Can someone please tell J.C. Chandor to slow it down a bit? His “Kraven The Hunter” hasn’t even been released yet, and he’s already talking about making a sequel (via Newsweek).
Of course, Chandor does say that it’ll all depend on if ‘Kraven’ is a hit at the box office, but there have already been a few red flags indicating that it might not be. Regardless, Chandor already knows the title of the sequel, and he’s clearly been talking about it with his lead Aaron Taylor-Johnson.
"It's essentially this building of a villain," Chandor says. "The final piece in that, for Aaron [Taylor-Johnson] and for me, was in “Kraven's Last Hunt,” which, if this thing works and is a success, that's where we'd have this story end. It's obviously very tragic and sad. The journey getting there is a wild crazy ride with a lot of fun, but the character we're trying to create is one who could realistically, if this film is a success, end with Last Hunt."
‘Kraven’ has still not been screened for most press, and the embargo is currently dated to lift the day before it gets released on December 12. Will this much-mocked R-rated film prove the skeptics wrong? There have been so many delays, not to mention reshoots that reshaped a good chunk of the film that many are just not convinced it’ll turn out to be a good film.

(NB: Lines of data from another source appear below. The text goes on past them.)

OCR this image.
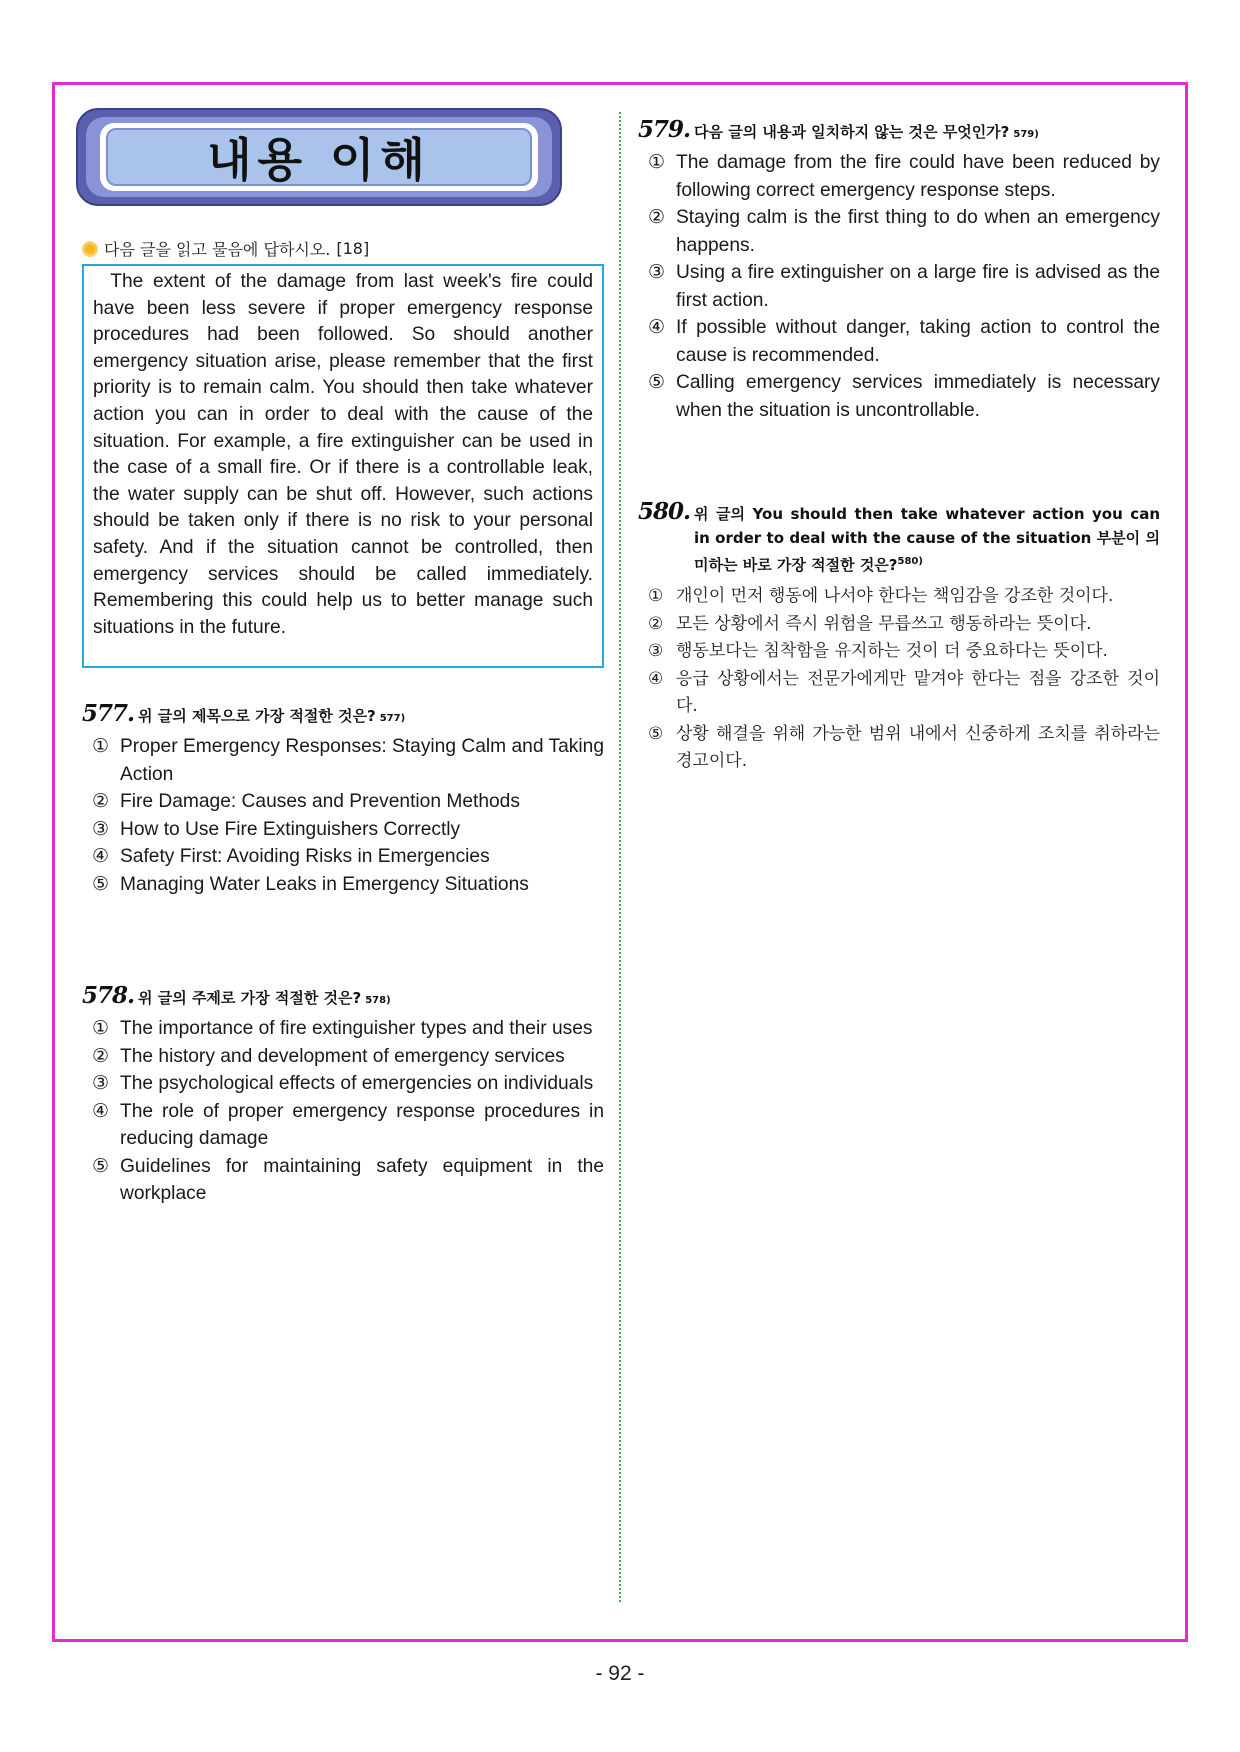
내용 이해
다음 글을 읽고 물음에 답하시오. [18]
The extent of the damage from last week's fire could have been less severe if proper emergency response procedures had been followed. So should another emergency situation arise, please remember that the first priority is to remain calm. You should then take whatever action you can in order to deal with the cause of the situation. For example, a fire extinguisher can be used in the case of a small fire. Or if there is a controllable leak, the water supply can be shut off. However, such actions should be taken only if there is no risk to your personal safety. And if the situation cannot be controlled, then emergency services should be called immediately. Remembering this could help us to better manage such situations in the future.
577. 위 글의 제목으로 가장 적절한 것은? $_{577)}$
① Proper Emergency Responses: Staying Calm and Taking Action
② Fire Damage: Causes and Prevention Methods
③ How to Use Fire Extinguishers Correctly
④ Safety First: Avoiding Risks in Emergencies
⑤ Managing Water Leaks in Emergency Situations
578. 위 글의 주제로 가장 적절한 것은? $_{578)}$
① The importance of fire extinguisher types and their uses
② The history and development of emergency services
③ The psychological effects of emergencies on individuals
④ The role of proper emergency response procedures in reducing damage
⑤ Guidelines for maintaining safety equipment in the workplace
579. 다음 글의 내용과 일치하지 않는 것은 무엇인가? $_{579)}$
① The damage from the fire could have been reduced by following correct emergency response steps.
② Staying calm is the first thing to do when an emergency happens.
③ Using a fire extinguisher on a large fire is advised as the first action.
④ If possible without danger, taking action to control the cause is recommended.
⑤ Calling emergency services immediately is necessary when the situation is uncontrollable.
580. 위 글의 You should then take whatever action you can in order to deal with the cause of the situation 부분이 의미하는 바로 가장 적절한 것은?$^{580)}$
① 개인이 먼저 행동에 나서야 한다는 책임감을 강조한 것이다.
② 모든 상황에서 즉시 위험을 무릅쓰고 행동하라는 뜻이다.
③ 행동보다는 침착함을 유지하는 것이 더 중요하다는 뜻이다.
④ 응급 상황에서는 전문가에게만 맡겨야 한다는 점을 강조한 것이다.
⑤ 상황 해결을 위해 가능한 범위 내에서 신중하게 조치를 취하라는 경고이다.
- 92 -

Recently, there’s been a campaign from Sony to try and rub off the toxic buzz that’s infected ‘Kraven.’ For example, last week, the studio released the film’s first 8 minutes online. Then you had Chandor and Taylor-Johnson practically pleading in interviews to “give the film a chance”
‘Kraven’ cost $130M to produce — higher than Sony’s other comic book bombs, “Morbius” and “Madame Web”. The trailer has also been largely mocked online. It doesn’t help that it’s currently tracking at a $20M opening weekend. Suffice to say, things have been looking rather dire.
I hope it all works out for ‘Kraven’ as I’ve been championing Chandor for over a decade now, but he really shouldn’t get involved in comic book movies, his strengths should be fully focused on original storytelling. Chandor’s first four films as a director were all worthy of a watch (“Margin Call,” “A Most Violent Year,” “All is Lost” “Triple Frontier”).